Dukes of Hazard : Stake fait son entrée sur le marché belge

Le partenariat conclu par Stake avec l'ancien capitaine de l'équipe nationale belge de football et star de Chelsea, Eden Hazard, est une stratégie marketing classique de la part du géant des paris cryptos.
Dans cet article :
- Stake est illégal en Belgique mais s'associe à Eden Hazard
- On s'inquiète de la manière dont cela va attirer les joueurs belges
- Un fossé important persiste entre les casinos réglementés et non réglementés
Hazard est de loin l'un des sportifs les plus reconnaissables en Belgique. Grâce à ce partenariat, il apparaîtra dans des campagnes de communication qui trouveront sans aucun doute un écho auprès des consommateurs belges.
Cette initiative a toutefois été vivement critiquée par les détracteurs belges du jeu. L'un des principaux reproches est que cet accord confère immédiatement à Stake une notoriété et un prestige auprès des consommateurs belges. Ils soulignent également le fait que Stake peut mettre à profit ses énormes ressources financières. Selon eux, celles-ci ont été acquises en opérant sans licence sur de nombreux grands marchés.

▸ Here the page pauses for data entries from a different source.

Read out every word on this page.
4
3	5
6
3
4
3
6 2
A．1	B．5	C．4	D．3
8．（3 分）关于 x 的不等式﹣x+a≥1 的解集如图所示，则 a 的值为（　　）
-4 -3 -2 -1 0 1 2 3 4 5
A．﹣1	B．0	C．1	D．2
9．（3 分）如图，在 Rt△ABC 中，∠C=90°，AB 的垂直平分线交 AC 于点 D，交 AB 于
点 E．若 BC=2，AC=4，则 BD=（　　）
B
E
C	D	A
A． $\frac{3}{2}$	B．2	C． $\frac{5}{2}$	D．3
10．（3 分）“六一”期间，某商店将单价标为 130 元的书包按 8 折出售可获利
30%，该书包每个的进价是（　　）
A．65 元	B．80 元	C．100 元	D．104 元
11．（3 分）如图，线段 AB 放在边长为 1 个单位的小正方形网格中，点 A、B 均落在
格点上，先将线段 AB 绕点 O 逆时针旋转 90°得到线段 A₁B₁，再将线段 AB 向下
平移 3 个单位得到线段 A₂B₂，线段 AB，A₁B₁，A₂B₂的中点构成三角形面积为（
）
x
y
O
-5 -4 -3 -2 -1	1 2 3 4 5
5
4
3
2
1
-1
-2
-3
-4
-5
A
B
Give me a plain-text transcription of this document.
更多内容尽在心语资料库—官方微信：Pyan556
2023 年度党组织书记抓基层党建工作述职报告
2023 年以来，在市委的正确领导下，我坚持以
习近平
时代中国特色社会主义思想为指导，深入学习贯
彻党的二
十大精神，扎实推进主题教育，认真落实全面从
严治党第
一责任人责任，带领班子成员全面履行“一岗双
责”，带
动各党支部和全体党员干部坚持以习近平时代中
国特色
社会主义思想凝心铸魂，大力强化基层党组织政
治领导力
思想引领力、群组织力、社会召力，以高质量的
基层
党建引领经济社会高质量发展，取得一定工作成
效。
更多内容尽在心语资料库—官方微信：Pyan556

Cela leur permet de proposer des contrats très lucratifs à des stars du sport ou de la musique.
Un autre facteur important qu'ils soulignent est le déséquilibre réglementaire. Des entreprises comme Stake en profitent sur un marché comme la Belgique, qui a mis en place certaines des règles de publicité et de marketing les plus restrictives d'Europe.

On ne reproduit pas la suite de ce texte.